Ce troisième volume reprend les années 1903 à 1907, celles qui correspondent grosso modo au deuxième tome de Quatre ans de captivité à Cochon-sur-Marne et à L’Invendable. Au fil des jours qui s’y égrènent selon un rituel liturgique scrupuleusement respecté, Bloy évoque les moments de détresse et de recueillement, les paroles de son épouse adorée, les récriminations à l’égard de sa propriétaire ou de ceux qui n’apportent pas une aide pourtant promise. En contempteur de l’époque et en réactionnaire consommé, il peste contre le progrès, dont le symbole le plus envahissant est alors l’automobile, et raille en ces termes l’imbécile initiative de la course Paris-Madrid : «Cette chose moderne paraît démoniaque de plus en plus. Se représente-t-on l’horreur de ces deux ou trois cents voitures hideuses lancées comme des boulets et triturant, chacune à son tour, pendant des lieues, les mêmes lambeaux sanglants ! Il y a des consolations. Une d’elles a pris feu et le chauffeur a été carbonisé.»
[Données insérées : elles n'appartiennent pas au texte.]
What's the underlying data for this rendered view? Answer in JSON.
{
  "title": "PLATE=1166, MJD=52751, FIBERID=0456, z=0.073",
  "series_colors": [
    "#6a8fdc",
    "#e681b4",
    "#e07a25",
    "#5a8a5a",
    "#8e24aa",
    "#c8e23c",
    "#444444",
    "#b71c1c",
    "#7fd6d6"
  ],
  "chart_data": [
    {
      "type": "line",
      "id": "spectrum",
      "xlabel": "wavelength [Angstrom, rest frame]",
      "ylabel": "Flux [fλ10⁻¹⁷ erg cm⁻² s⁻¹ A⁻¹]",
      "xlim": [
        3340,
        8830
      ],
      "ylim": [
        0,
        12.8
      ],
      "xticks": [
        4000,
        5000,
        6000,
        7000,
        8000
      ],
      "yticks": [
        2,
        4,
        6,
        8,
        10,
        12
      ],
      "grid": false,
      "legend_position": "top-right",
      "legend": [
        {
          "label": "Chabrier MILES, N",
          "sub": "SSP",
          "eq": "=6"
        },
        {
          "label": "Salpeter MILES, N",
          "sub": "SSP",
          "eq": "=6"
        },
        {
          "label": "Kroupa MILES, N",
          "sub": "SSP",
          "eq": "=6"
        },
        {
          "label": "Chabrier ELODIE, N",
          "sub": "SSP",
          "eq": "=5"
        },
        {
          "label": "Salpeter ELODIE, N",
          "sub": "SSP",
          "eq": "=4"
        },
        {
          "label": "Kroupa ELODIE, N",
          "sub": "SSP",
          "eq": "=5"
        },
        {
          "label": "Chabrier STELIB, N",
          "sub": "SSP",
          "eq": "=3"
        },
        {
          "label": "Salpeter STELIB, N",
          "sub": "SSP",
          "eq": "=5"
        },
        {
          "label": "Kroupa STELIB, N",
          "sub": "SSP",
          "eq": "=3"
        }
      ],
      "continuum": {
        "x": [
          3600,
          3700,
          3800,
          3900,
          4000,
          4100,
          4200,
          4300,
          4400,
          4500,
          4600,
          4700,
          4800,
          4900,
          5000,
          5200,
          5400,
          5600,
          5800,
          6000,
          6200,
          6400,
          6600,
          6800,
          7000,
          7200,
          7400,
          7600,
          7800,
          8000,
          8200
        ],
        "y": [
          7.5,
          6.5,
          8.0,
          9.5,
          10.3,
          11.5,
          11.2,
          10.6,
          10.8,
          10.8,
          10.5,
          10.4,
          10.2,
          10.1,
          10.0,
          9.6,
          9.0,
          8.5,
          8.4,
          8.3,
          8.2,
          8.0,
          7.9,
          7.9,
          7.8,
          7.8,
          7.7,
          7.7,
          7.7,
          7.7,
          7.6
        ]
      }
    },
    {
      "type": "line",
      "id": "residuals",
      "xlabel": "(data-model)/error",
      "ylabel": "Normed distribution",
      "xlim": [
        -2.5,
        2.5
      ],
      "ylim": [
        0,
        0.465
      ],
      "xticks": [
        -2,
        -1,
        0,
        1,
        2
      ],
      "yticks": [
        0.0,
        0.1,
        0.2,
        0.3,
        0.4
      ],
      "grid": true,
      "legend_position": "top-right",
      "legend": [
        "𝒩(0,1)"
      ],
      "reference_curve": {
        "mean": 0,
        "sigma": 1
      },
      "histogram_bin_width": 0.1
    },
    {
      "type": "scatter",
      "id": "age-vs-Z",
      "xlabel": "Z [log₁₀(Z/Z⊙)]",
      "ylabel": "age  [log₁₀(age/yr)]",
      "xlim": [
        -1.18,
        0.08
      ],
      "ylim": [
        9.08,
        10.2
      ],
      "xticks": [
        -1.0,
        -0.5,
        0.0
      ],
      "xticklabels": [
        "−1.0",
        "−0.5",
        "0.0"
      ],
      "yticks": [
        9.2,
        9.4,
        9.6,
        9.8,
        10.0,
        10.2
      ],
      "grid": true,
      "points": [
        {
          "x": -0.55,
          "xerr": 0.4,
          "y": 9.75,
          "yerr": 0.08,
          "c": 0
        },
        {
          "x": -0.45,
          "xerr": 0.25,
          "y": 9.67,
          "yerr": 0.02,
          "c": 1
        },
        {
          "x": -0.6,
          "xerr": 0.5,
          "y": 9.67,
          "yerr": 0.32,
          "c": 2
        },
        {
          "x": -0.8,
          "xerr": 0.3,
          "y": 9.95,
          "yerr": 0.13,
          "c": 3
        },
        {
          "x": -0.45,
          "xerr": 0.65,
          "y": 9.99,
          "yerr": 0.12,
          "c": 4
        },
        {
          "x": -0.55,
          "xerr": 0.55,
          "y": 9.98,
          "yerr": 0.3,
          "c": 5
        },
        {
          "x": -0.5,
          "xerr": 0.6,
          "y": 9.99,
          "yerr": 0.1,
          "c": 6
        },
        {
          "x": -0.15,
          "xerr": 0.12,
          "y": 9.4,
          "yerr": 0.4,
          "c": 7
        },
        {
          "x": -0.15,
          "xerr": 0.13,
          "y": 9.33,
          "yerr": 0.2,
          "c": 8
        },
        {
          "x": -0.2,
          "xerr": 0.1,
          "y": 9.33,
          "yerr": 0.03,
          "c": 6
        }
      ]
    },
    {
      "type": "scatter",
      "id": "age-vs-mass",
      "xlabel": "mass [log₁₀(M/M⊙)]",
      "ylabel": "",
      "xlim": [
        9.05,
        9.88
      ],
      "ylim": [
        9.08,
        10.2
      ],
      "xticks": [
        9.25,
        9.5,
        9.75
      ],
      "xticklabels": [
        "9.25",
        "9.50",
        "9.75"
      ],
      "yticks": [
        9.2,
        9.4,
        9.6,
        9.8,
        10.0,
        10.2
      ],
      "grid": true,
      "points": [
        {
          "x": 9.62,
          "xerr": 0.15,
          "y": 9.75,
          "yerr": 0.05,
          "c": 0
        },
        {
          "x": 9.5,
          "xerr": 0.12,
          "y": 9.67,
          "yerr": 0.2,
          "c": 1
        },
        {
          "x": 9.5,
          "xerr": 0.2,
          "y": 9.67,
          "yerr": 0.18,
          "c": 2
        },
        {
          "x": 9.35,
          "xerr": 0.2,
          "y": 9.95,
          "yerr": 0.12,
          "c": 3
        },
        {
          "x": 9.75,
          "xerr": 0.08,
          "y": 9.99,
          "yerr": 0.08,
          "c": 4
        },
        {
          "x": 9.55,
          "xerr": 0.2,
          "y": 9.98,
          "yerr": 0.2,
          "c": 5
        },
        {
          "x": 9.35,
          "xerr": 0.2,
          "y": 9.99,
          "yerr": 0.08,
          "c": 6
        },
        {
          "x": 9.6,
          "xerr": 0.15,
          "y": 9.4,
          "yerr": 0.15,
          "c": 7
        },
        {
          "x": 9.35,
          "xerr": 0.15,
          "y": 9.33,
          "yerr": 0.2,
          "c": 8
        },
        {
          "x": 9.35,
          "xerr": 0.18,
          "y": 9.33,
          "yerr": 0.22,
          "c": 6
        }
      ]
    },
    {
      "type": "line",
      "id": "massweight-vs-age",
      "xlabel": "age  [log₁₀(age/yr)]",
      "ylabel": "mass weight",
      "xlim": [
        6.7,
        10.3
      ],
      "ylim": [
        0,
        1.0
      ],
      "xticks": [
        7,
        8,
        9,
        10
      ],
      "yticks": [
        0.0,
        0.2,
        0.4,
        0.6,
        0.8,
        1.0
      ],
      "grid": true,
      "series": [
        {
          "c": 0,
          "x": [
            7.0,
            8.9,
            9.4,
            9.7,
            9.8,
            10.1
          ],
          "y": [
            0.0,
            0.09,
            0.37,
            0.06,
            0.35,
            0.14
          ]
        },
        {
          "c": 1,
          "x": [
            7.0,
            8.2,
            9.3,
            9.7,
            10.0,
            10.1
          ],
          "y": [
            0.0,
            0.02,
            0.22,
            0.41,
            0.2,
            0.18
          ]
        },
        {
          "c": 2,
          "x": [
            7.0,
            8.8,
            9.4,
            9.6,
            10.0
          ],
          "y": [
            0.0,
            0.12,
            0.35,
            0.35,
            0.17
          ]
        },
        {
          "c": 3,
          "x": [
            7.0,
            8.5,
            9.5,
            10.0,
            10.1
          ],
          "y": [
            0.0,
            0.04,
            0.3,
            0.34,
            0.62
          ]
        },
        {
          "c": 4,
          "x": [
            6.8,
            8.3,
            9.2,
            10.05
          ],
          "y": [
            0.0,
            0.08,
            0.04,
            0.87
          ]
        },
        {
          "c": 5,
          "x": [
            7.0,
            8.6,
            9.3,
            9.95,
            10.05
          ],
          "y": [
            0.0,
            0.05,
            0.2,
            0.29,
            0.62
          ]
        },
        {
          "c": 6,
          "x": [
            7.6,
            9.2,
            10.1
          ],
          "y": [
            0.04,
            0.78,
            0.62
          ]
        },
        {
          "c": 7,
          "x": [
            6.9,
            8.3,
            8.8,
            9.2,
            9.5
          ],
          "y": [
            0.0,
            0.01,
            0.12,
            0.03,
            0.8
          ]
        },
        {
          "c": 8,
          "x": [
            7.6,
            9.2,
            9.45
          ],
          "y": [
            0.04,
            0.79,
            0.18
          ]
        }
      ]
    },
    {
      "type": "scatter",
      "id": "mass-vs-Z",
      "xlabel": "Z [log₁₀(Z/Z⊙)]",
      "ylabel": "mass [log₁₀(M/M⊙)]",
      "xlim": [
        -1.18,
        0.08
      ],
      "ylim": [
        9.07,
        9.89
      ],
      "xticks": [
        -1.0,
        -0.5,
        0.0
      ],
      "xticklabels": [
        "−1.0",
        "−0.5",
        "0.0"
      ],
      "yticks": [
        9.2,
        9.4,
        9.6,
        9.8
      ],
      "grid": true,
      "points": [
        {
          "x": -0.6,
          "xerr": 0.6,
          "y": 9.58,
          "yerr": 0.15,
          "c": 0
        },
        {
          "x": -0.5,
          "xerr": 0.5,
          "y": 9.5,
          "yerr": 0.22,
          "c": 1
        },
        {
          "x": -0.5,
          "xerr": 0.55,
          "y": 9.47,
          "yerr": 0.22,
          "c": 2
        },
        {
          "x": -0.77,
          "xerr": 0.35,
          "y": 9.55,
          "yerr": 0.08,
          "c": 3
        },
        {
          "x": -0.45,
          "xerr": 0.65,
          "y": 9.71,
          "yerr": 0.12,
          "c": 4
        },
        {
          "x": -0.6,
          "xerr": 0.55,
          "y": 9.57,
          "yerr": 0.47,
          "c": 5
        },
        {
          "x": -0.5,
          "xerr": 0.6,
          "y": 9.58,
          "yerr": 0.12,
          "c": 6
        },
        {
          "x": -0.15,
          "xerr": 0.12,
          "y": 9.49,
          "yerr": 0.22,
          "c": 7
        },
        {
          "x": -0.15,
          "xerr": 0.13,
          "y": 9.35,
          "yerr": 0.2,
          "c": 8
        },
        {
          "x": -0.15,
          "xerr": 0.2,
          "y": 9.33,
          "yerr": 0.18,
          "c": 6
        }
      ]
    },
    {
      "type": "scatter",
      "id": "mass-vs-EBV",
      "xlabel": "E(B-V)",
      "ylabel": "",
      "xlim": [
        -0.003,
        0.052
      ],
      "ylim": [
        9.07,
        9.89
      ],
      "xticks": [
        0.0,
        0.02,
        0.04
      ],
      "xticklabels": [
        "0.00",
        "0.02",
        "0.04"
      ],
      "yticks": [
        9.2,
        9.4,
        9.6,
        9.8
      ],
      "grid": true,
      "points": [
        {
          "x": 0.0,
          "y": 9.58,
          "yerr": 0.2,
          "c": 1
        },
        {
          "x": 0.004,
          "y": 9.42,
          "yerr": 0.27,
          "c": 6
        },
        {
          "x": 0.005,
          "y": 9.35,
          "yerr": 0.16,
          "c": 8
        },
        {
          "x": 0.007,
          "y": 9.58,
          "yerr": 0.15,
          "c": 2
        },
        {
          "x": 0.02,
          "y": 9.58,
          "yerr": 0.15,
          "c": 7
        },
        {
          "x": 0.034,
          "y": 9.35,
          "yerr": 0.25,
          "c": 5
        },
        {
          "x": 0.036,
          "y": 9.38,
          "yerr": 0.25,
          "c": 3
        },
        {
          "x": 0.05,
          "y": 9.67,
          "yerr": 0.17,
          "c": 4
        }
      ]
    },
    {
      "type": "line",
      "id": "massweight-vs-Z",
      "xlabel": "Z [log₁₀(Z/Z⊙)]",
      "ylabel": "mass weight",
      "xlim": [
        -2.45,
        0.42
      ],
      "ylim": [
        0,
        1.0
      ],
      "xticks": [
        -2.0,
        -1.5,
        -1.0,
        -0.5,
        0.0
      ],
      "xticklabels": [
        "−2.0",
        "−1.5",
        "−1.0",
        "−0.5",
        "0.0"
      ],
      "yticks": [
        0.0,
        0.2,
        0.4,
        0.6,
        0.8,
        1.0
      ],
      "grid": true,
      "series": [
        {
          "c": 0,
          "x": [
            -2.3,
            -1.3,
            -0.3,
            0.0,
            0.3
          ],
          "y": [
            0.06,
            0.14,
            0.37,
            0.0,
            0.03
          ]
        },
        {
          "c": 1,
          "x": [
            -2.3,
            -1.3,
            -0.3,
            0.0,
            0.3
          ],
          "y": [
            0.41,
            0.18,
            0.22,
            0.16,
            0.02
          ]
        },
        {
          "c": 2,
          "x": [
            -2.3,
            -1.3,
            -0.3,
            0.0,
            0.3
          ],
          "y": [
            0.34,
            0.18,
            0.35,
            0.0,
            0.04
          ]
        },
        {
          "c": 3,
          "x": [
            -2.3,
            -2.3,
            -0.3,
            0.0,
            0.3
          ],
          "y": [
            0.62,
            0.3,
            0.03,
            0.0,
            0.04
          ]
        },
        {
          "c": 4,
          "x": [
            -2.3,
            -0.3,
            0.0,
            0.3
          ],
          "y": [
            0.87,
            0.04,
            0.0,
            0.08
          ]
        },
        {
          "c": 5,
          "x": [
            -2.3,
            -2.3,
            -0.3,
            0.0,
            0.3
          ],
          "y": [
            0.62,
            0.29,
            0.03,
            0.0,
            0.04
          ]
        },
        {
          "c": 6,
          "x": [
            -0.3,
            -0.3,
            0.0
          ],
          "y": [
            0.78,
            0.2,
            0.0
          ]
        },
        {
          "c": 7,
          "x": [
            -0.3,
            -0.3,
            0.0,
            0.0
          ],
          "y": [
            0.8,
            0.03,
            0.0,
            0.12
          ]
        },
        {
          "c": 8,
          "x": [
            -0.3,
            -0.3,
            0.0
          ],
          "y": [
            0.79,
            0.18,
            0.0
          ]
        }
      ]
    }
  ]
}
Les saillies de cet esprit corrosif viennent étayer la distinction fondamentale que Bloy opère à propos de son double romanesque. À l’instar de Marchenoir, il est un désespéré philosophique, et non un désespéré théologique, «il n’attend rien des hommes, mais il attend TOUT de Dieu.» Sa force de conviction, son allégeance à la supériorité du plan divin, sont indéfectibles. Elles participent d’un combat personnel et intégral qui forcerait le respect du dernier des mécréants. Elles témoignent d’une croisade intérieure menée en solitaire et hors de notre temps humain contre les Cochons de tout acabit. Elles permettent de répondre à la question que se posait Bloy : «Quand viendra l’homme de Dieu qui se servira de la Parole comme d’un marteau ?». Il était là, mais rares sont ceux qui l’ont remarqué.